Farmers bring their produce to market.

You probably use text messaging to Tweet your friends, classmates or colleagues. In the developing world, more and more people are exploring the “killer app” of messaging and related technologies to earn their livelihood and escape poverty.

Helping smallholder farmers in Southeast Asia to use information and communications technology (ICT) to improve their lot is the purpose of a new project involving U of G’s Helen Hambly.

This fall, the professor in the School of Environmental Design and Rural Development (SEDRD) made her first-ever visit to Sri Lanka under the three-year, $200,000 project funded by the Social Sciences and Humanities Research Council (SSHRC).

The project involving Canadian and Sri Lankan academics is led by Gordon Gow, director of the graduate program in communication and technology at the University of Alberta’s faculty of extension.

Gow invited Hambly a year ago to join the team. She teaches in SEDRD’s capacity development and extension program, and has worked with Farm Radio International and rural radio in Africa, notably in Ghana.

“Her work with Farm Radio International caught my eye,” says Gow, “and her work that connects agricultural extension to new communications technologies positions her as an excellent co-investigator.”

Text messaging – called short messaging systems (SMS) in developing countries – allows smallholder farmers to use cellphones to gain information for tending their small plots.

Women harvest onions in Sri Lanka.

Says Hambly, “Farmers around the world have almost no access to a telephone main line, but they have pervasive use of cellphones.

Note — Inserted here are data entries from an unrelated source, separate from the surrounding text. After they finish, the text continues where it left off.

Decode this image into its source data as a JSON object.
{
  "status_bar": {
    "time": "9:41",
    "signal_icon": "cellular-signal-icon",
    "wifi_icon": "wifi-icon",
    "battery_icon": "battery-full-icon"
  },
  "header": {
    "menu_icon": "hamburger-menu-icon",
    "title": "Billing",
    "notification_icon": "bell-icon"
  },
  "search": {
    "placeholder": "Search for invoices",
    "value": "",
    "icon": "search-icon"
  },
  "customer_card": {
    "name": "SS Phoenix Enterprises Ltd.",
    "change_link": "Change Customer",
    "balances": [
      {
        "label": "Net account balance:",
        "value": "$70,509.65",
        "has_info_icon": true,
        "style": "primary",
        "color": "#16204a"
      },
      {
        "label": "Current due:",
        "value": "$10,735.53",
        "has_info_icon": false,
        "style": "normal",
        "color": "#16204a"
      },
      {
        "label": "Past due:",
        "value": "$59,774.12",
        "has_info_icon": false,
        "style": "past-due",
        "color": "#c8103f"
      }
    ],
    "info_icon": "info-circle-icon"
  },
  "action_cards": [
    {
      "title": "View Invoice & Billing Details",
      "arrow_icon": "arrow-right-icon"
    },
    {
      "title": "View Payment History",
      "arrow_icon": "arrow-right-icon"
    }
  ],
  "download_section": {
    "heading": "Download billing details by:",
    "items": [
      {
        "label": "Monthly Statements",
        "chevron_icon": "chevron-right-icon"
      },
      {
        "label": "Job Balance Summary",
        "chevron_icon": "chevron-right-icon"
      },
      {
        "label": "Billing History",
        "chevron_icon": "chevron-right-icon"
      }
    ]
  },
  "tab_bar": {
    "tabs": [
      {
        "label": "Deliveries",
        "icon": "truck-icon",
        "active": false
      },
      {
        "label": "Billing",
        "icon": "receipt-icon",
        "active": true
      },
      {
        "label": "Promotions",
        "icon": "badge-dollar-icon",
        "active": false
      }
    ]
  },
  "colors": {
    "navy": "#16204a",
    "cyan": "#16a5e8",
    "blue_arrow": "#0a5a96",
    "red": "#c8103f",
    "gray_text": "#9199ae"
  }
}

Text messaging is the killer app.”

For example, an extension service might text farmers about an upcoming field school on pesticide resistance in rice. Or producers might receive messages with crop management advice, weather information, availability of plants or livestock, or soil test results.

Podcasts may be archived on the internet for farmers to listen later. Interactive services would allow farmers to ask experts about a particular problem.

The team plans to establish texting and radio and extension services for farmers in the study area around Kandy in central Sri Lanka.

There and elsewhere in the country, farmers tend rice, vegetables and a few livestock animals on plots no larger than about two hectares.

“The goal is to develop a system of digital extension through integrated SMS radio and face-to-face services for resource-poor farmers.” The Guelph professor says the project will focus on women’s use of the technology.

Literacy levels are low for many rural residents in developing countries. “Voice and text messaging might be appropriate,” she says, adding that bringing extension services to farmers might help them diversify crops and livestock.

Hambly will use part of the SSHRC funding to pay for graduate student scholarships for the project, starting with a U of G master’s student this fall.

She visited Sri Lanka for a workshop held by the federal agriculture department and the University of Perediniya (two other Sri Lankan universities are also involved). “This is a real venture for me into an unknown area.”

She has discussed the project with SEDRD professor Jana Janakiram and Prof. Naresh Thevathasan, School of Environmental Sciences. Both originally from Sri Lanka, they have studied the use of cellphones to deliver agronomic information to farmers in southern India. Click here to read the At Guelph story.

In Sri Lanka, the new team will work with a regional ICT thinktank called LIRNEAsia (funded partly by the International Development Research Centre of Canada) and with Wayamba University.

The project also involves Frontline SMS, an American company that provides text messaging software.